2. Each database connection has a unique port ID, in the Host column after the database IP address.
3. In commstat.txt, find instances of the port number (left-hand column) that correspond to the timestamp of ld1a_processlist.txt.
4. Relevant commstat.txt records should have a client (php or httpd) along with a pid in the right-hand column. Use this pid to cross-reference with the relevant log file on ldv2, in /scratch/weblog/lw2b/commons (or lw2a, depending on the active node). For me, this is symlinked to ~/logs/httpd/commons-production-lw2b. The relevant httpd log is ssl_access.log, and the relevant php log is cavalcade/cavalcade-[todaysdate].log
#3 Updated by Boone Gorges 6 months ago
With these new logging systems in place, I was able to identify the beginning of a pattern in this weekend's outages. During that incident, most of the Sleep database connections were linked to entries in the Apache access log that looked like this. I've annotated the columns to make clear what's happening:
Requesting IP Timestamp Method Path Protocol Status code Referer User-agent Apache PID Requested Host 220.127.116.11 - - [06/Feb/2021:15:32:50 -0500] "GET / HTTP/1.0" 200 36565 "-" "-" 89419 ewhteam6.commons.gc.cuny.edu
All requests were coming ewhteam6.commons.gc.cuny.edu. 18.104.22.168 (and .222) are the IP addresses of our own Apache nodes. So what this looks like to me is:
1. Something is triggering a server-side HTTP request to the current URL. The request is blocking, so that it keeps open the process and the db connection until the request is complete.
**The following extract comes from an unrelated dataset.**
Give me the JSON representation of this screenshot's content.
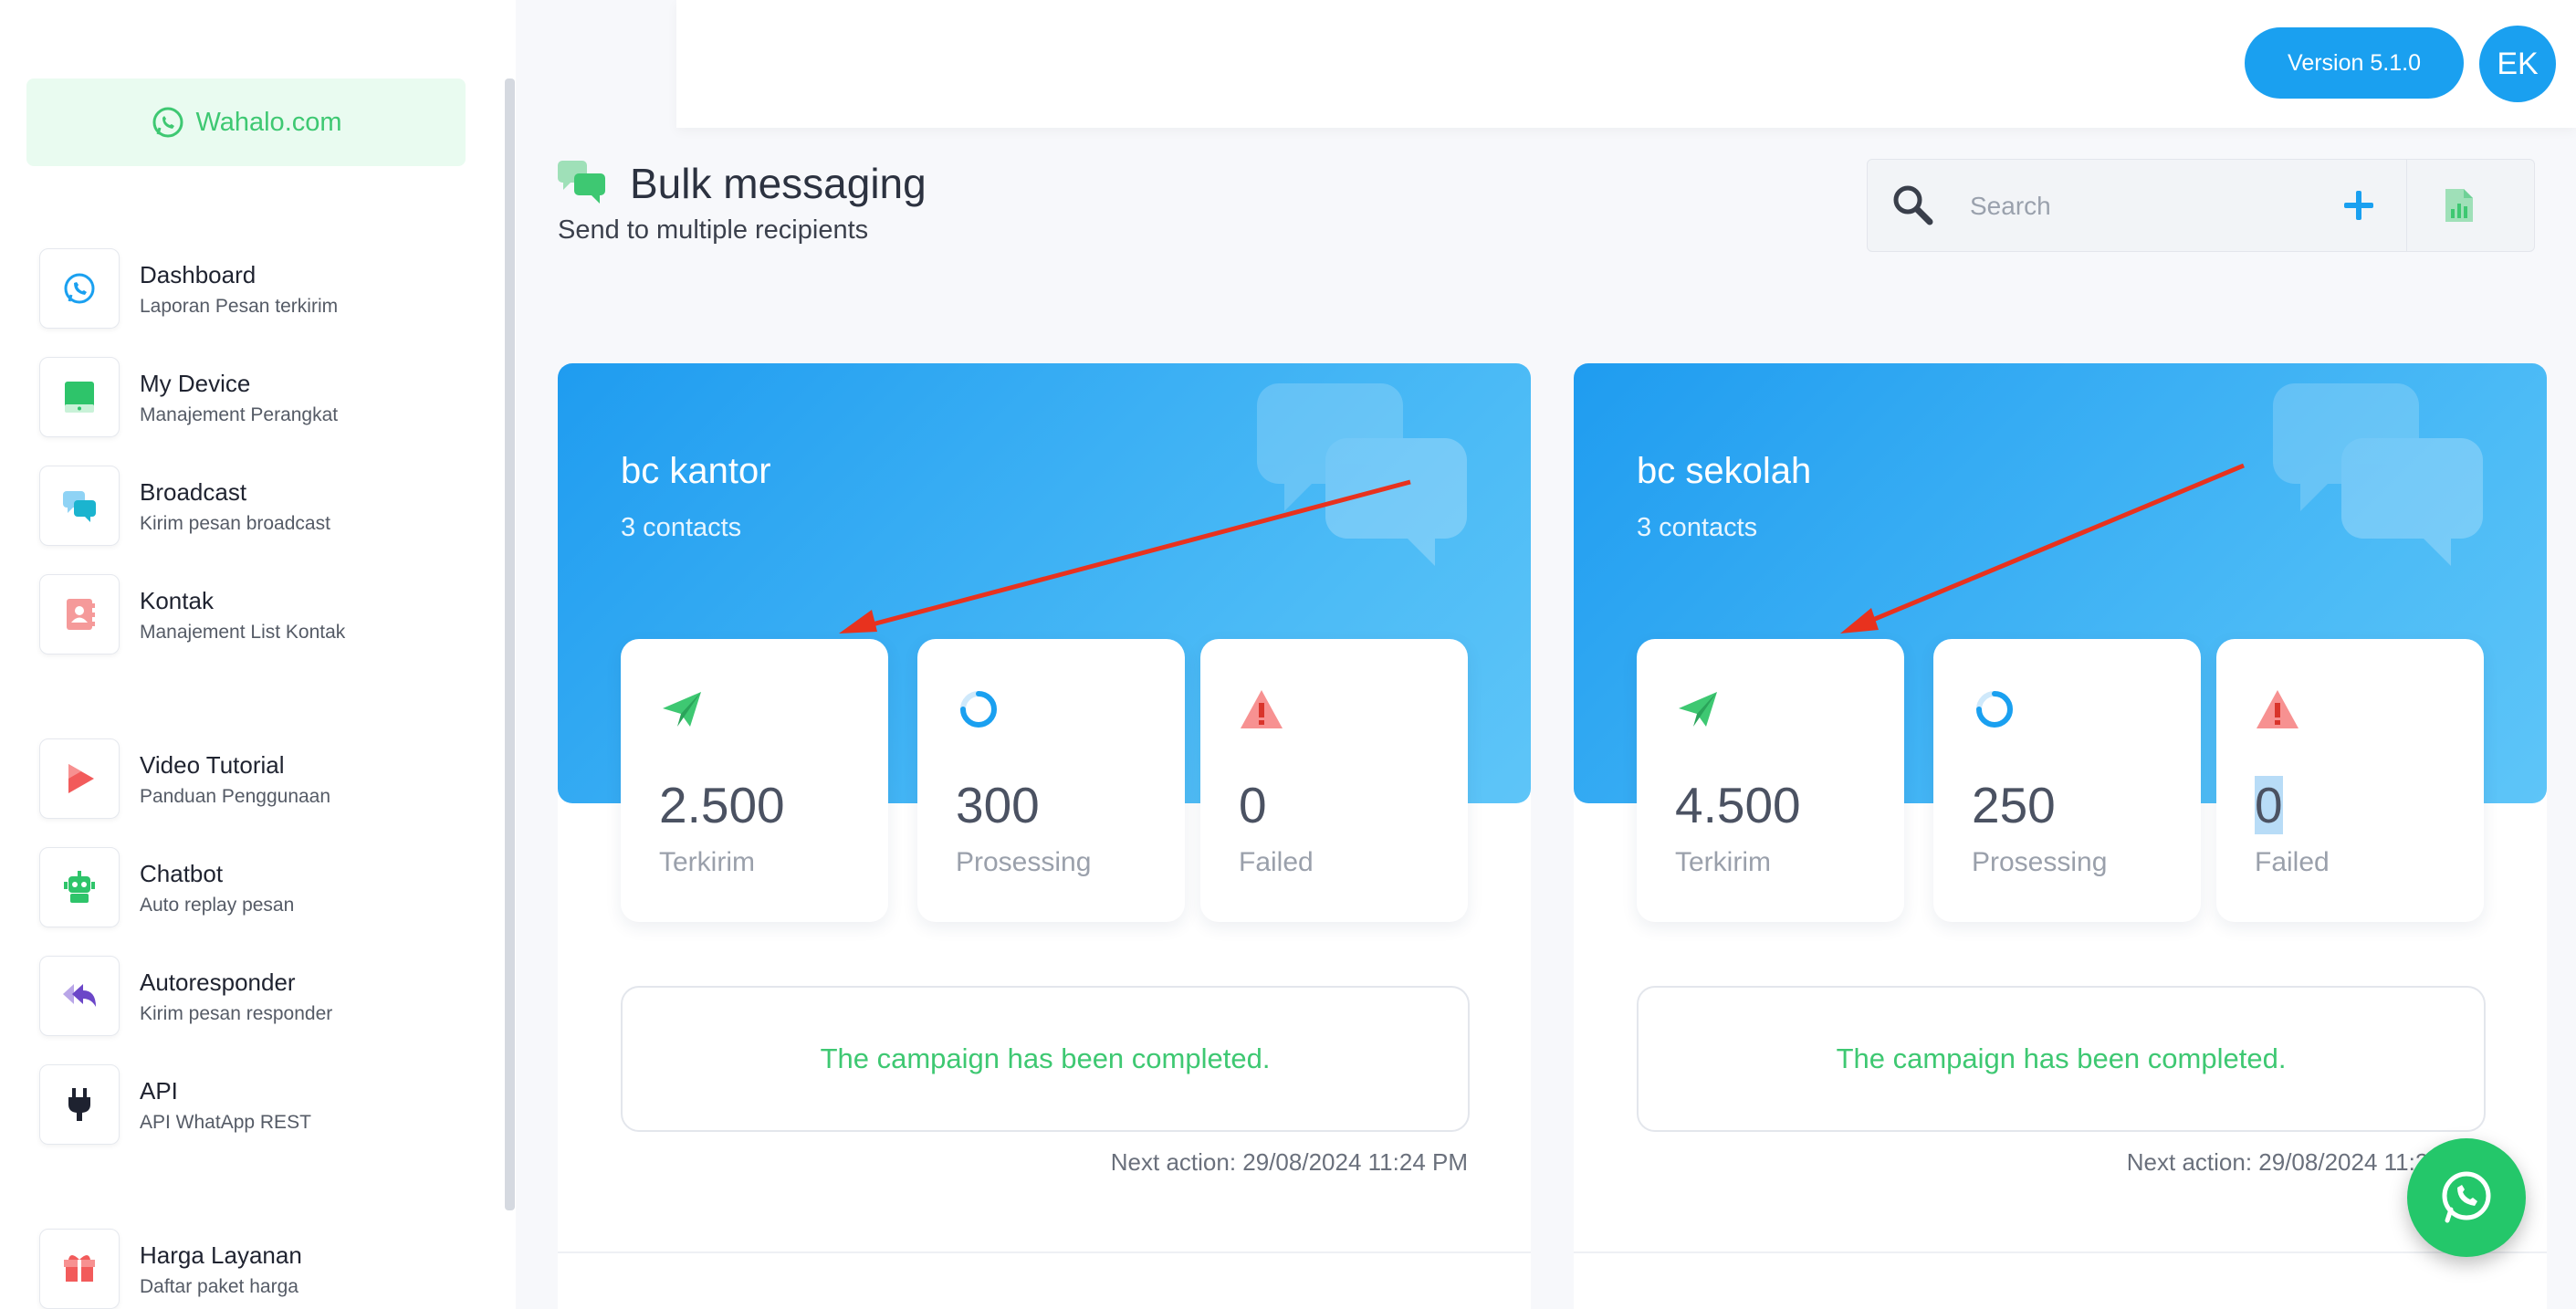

2. When the URL is loaded by this self-request, the same thing happens, causing infinitely nested requests that never close, because they never complete.
The odd thing is that these requests have no referer and no user-agent. So they are not normal request, and it appears that they probably don't come through WP's HTTP API. That being said, I've set up a small utility that logs all wp_remote_request() self-GETs, and I'll monitor it in the upcoming days for anything strange.
Ray and Jeremy, if you have any insight into this pattern, it'd be welcome.
#4 Updated by Raymond Hoh 6 months ago
Boone, I took a look at some of the cross-referenced requests and most of them involve 408 responses.
[09/Feb/2021:03:43:05 -0500] "-" 408 - "-" "-" 99334 commons.gc.cuny.edu
So I googled
408 response wordpress and an old BuddyPress thread popped up involving the sidebar login form:
The issue is the HTML ordering of a few of the login fields (
<input type="hidden"> and
<input type="submit">) can cause a 408 response.
It just so happens that we use a version of the BuddyPress sidebar login form in the admin bar login. I've just reordered the submit and hidden redirect field on production in
wp-content/plugins/cac-bp-admin-bar-mods. I haven't committed it yet.
I'm not sure if the issue is really that simple, but it's worth a try.
#6 Updated by Raymond Hoh 6 months ago
Spoke too soon :( Looks like there are still 408 responses coming in on lw2a. We seem to be getting at least a few of these every minute.
Here's a thread talking about blank 408 responses: https://serverfault.com/questions/473466/increased-number-of-408-request-timeouts-for-null-on-a-webserver
They theorize that it's the browser's predictive browsing feature that is causing this.
#7 Updated by Boone Gorges 6 months ago
You might be right that browser behavior is to blame for the handful of Sleep connections that we see on a regular basis in the logs.
But I think that these are a separate issue from the Sleeps that pile up during an outage. Those are not tied to 408s, they're tied to 200s. And they don't come from user IPs, they come from the Commons itself. (The call is coming from inside the house!) In both cases, the problem is manifested in Sleep connections, but I don't think they're the very same thing.